With a team of 15, he prepared technical terms in Microbiology, organised four workshops with Central Government assistance for science writers and undertook a State-wide survey with the help of the Central Government to study the inclination of the population in Tamil Nadu towards science. He did not stop with Botany or other related subjects. His canvas is so wide and varied that he could speak and write even on quantum physics, nanotechnology, archaeology, anthropology and cosmic science to linguistics.
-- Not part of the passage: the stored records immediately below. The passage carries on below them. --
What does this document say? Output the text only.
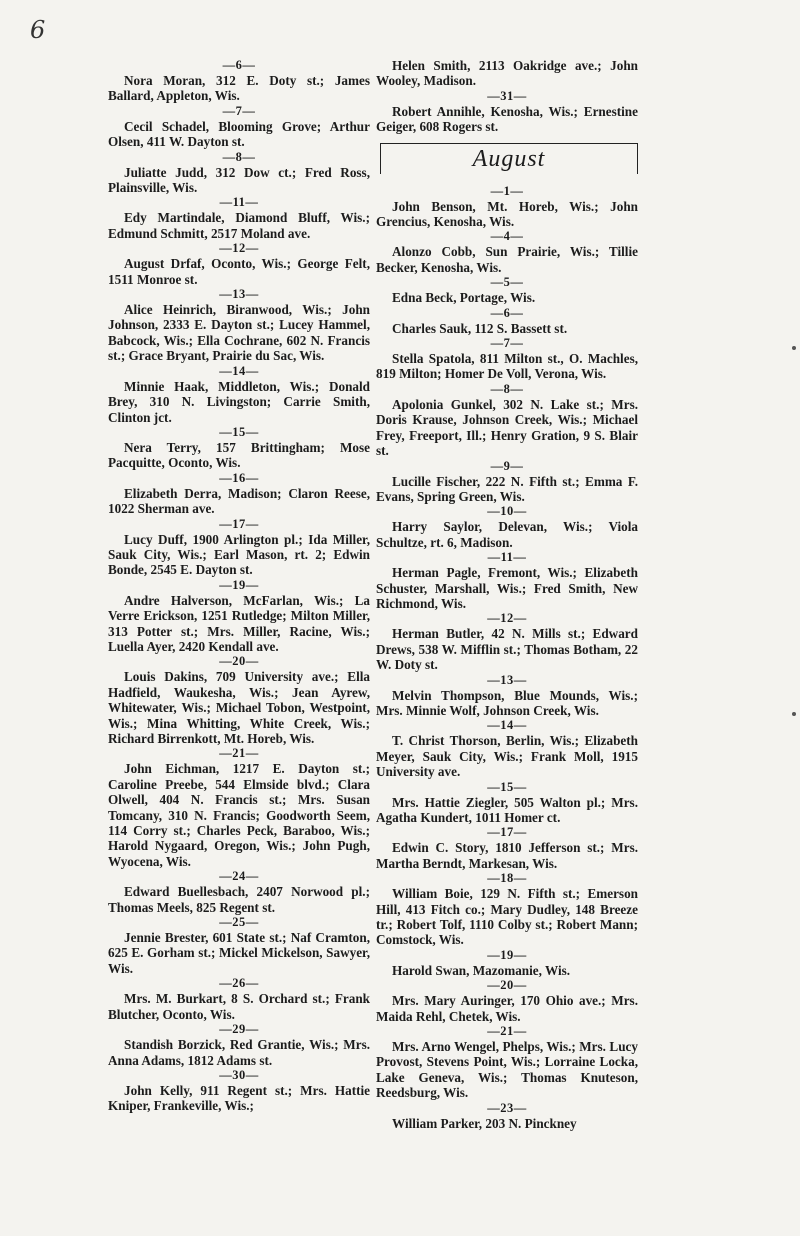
6
—6—
Nora Moran, 312 E. Doty st.; James Ballard, Appleton, Wis.
—7—
Cecil Schadel, Blooming Grove; Arthur Olsen, 411 W. Dayton st.
—8—
Juliatte Judd, 312 Dow ct.; Fred Ross, Plainsville, Wis.
—11—
Edy Martindale, Diamond Bluff, Wis.; Edmund Schmitt, 2517 Moland ave.
—12—
August Drfaf, Oconto, Wis.; George Felt, 1511 Monroe st.
—13—
Alice Heinrich, Biranwood, Wis.; John Johnson, 2333 E. Dayton st.; Lucey Hammel, Babcock, Wis.; Ella Cochrane, 602 N. Francis st.; Grace Bryant, Prairie du Sac, Wis.
—14—
Minnie Haak, Middleton, Wis.; Donald Brey, 310 N. Livingston; Carrie Smith, Clinton jct.
—15—
Nera Terry, 157 Brittingham; Mose Pacquitte, Oconto, Wis.
—16—
Elizabeth Derra, Madison; Claron Reese, 1022 Sherman ave.
—17—
Lucy Duff, 1900 Arlington pl.; Ida Miller, Sauk City, Wis.; Earl Mason, rt. 2; Edwin Bonde, 2545 E. Dayton st.
—19—
Andre Halverson, McFarlan, Wis.; La Verre Erickson, 1251 Rutledge; Milton Miller, 313 Potter st.; Mrs. Miller, Racine, Wis.; Luella Ayer, 2420 Kendall ave.
—20—
Louis Dakins, 709 University ave.; Ella Hadfield, Waukesha, Wis.; Jean Ayrew, Whitewater, Wis.; Michael Tobon, Westpoint, Wis.; Mina Whitting, White Creek, Wis.; Richard Birrenkott, Mt. Horeb, Wis.
—21—
John Eichman, 1217 E. Dayton st.; Caroline Preebe, 544 Elmside blvd.; Clara Olwell, 404 N. Francis st.; Mrs. Susan Tomcany, 310 N. Francis; Goodworth Seem, 114 Corry st.; Charles Peck, Baraboo, Wis.; Harold Nygaard, Oregon, Wis.; John Pugh, Wyocena, Wis.
—24—
Edward Buellesbach, 2407 Norwood pl.; Thomas Meels, 825 Regent st.
—25—
Jennie Brester, 601 State st.; Naf Cramton, 625 E. Gorham st.; Mickel Mickelson, Sawyer, Wis.
—26—
Mrs. M. Burkart, 8 S. Orchard st.; Frank Blutcher, Oconto, Wis.
—29—
Standish Borzick, Red Grantie, Wis.; Mrs. Anna Adams, 1812 Adams st.
—30—
John Kelly, 911 Regent st.; Mrs. Hattie Kniper, Frankeville, Wis.;
Helen Smith, 2113 Oakridge ave.; John Wooley, Madison.
—31—
Robert Annihle, Kenosha, Wis.; Ernestine Geiger, 608 Rogers st.
August
—1—
John Benson, Mt. Horeb, Wis.; John Grencius, Kenosha, Wis.
—4—
Alonzo Cobb, Sun Prairie, Wis.; Tillie Becker, Kenosha, Wis.
—5—
Edna Beck, Portage, Wis.
—6—
Charles Sauk, 112 S. Bassett st.
—7—
Stella Spatola, 811 Milton st., O. Machles, 819 Milton; Homer De Voll, Verona, Wis.
—8—
Apolonia Gunkel, 302 N. Lake st.; Mrs. Doris Krause, Johnson Creek, Wis.; Michael Frey, Freeport, Ill.; Henry Gration, 9 S. Blair st.
—9—
Lucille Fischer, 222 N. Fifth st.; Emma F. Evans, Spring Green, Wis.
—10—
Harry Saylor, Delevan, Wis.; Viola Schultze, rt. 6, Madison.
—11—
Herman Pagle, Fremont, Wis.; Elizabeth Schuster, Marshall, Wis.; Fred Smith, New Richmond, Wis.
—12—
Herman Butler, 42 N. Mills st.; Edward Drews, 538 W. Mifflin st.; Thomas Botham, 22 W. Doty st.
—13—
Melvin Thompson, Blue Mounds, Wis.; Mrs. Minnie Wolf, Johnson Creek, Wis.
—14—
T. Christ Thorson, Berlin, Wis.; Elizabeth Meyer, Sauk City, Wis.; Frank Moll, 1915 University ave.
—15—
Mrs. Hattie Ziegler, 505 Walton pl.; Mrs. Agatha Kundert, 1011 Homer ct.
—17—
Edwin C. Story, 1810 Jefferson st.; Mrs. Martha Berndt, Markesan, Wis.
—18—
William Boie, 129 N. Fifth st.; Emerson Hill, 413 Fitch co.; Mary Dudley, 148 Breeze tr.; Robert Tolf, 1110 Colby st.; Robert Mann; Comstock, Wis.
—19—
Harold Swan, Mazomanie, Wis.
—20—
Mrs. Mary Auringer, 170 Ohio ave.; Mrs. Maida Rehl, Chetek, Wis.
—21—
Mrs. Arno Wengel, Phelps, Wis.; Mrs. Lucy Provost, Stevens Point, Wis.; Lorraine Locka, Lake Geneva, Wis.; Thomas Knuteson, Reedsburg, Wis.
—23—
William Parker, 203 N. Pinckney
His way of disseminating scientific knowledge includes presentation of scientific puzzles and even small stories. He is said to have introduced various emerging subjects to Tamil. They include ‘nun min anu karuvigal’ (Micro Electronic and Mechanical Systems), ‘aata kolgai’ (Game Theory), ‘kuzhappa kolgai’ (Chaos Theory) ‘parinama ulaviyal’ (Evolutionary Psychology), ‘quanta ariviyal’ (Quantum Theory) and ‘thugal ariviyal’ (Particle Physics), just to name a few.He has so far responded to more than 5,000 questions through Kalikathir, Dinamalar and also Gnanavani. He is accustomed to explaining scientific improvements through pictures and experiments as well.
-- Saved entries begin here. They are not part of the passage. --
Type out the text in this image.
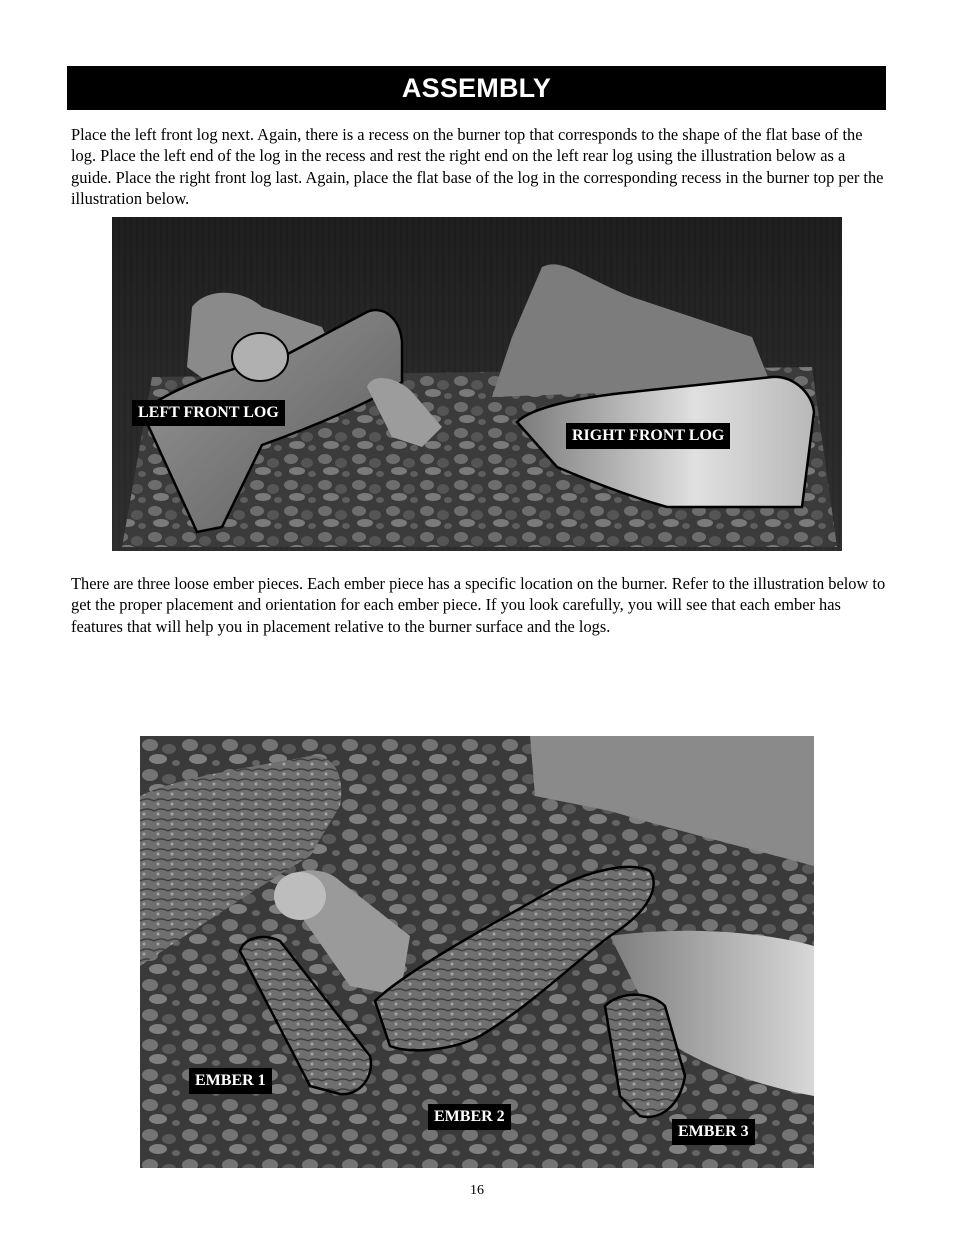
ASSEMBLY

Place the left front log next. Again, there is a recess on the burner top that corresponds to the shape of the flat base of the log. Place the left end of the log in the recess and rest the right end on the left rear log using the illustration below as a guide. Place the right front log last. Again, place the flat base of the log in the corresponding recess in the burner top per the illustration below.

LEFT FRONT LOG
RIGHT FRONT LOG

There are three loose ember pieces. Each ember piece has a specific location on the burner. Refer to the illustration below to get the proper placement and orientation for each ember piece. If you look carefully, you will see that each ember has features that will help you in placement relative to the burner surface and the logs.

EMBER 1
EMBER 2
EMBER 3
16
“For instance, I ask my listeners to blow some smoke on a white kerchief. It turns brown because of nicotine content. I tell them that is how even the lungs will get hurt because of smoking.” One among his major contributions is the collection of the names of 8,000 herbs mentioned in Tamil books and their botanical names and also identification of phytochemicals. He has a patent for computer algorithms. He has set up even a Tamil website for scientific Tamil - http://www.arivialtamil.org/
A student of Pachayappa’s College, he was inspired by Prof. Sundaralingam and K.P.Aravanan, former Vice-Chancellor of Manonmaniam Sundaranar University. His interest in science grew during early 1980s. “I should have read more than 2,500 books, all related to science including science fiction of Michael Creighton, Isaac Asimov, Arthur C.Clarke, Ray Bradberry and HG Wells.”“My sources of news include the National Geography, and the Scientific American.”Apart from Tamil, English and Sanskrit, he has some knowledge of French as well. Mr. Mani sticks his neck out to assert that knowledge of Sanskrit is essential to write about science in Tamil.
“It is sheer hypocrisy to say that scientific Tamil can be written without the help of Sanskrit. After all, Sanskrit is like Latin and Greek, the fountainhead of several rootwords. And there is absolutely nothing wrong in compromising on this score. After all, the word ‘nano’ comes from Sanskrit word ‘navam’. After retirement, he plans to start an international ‘peer review journal’, which will provide open access to all the research scholars to publish their works courageously. “I am confident of achieving this with the help of my friends, students and researchers.”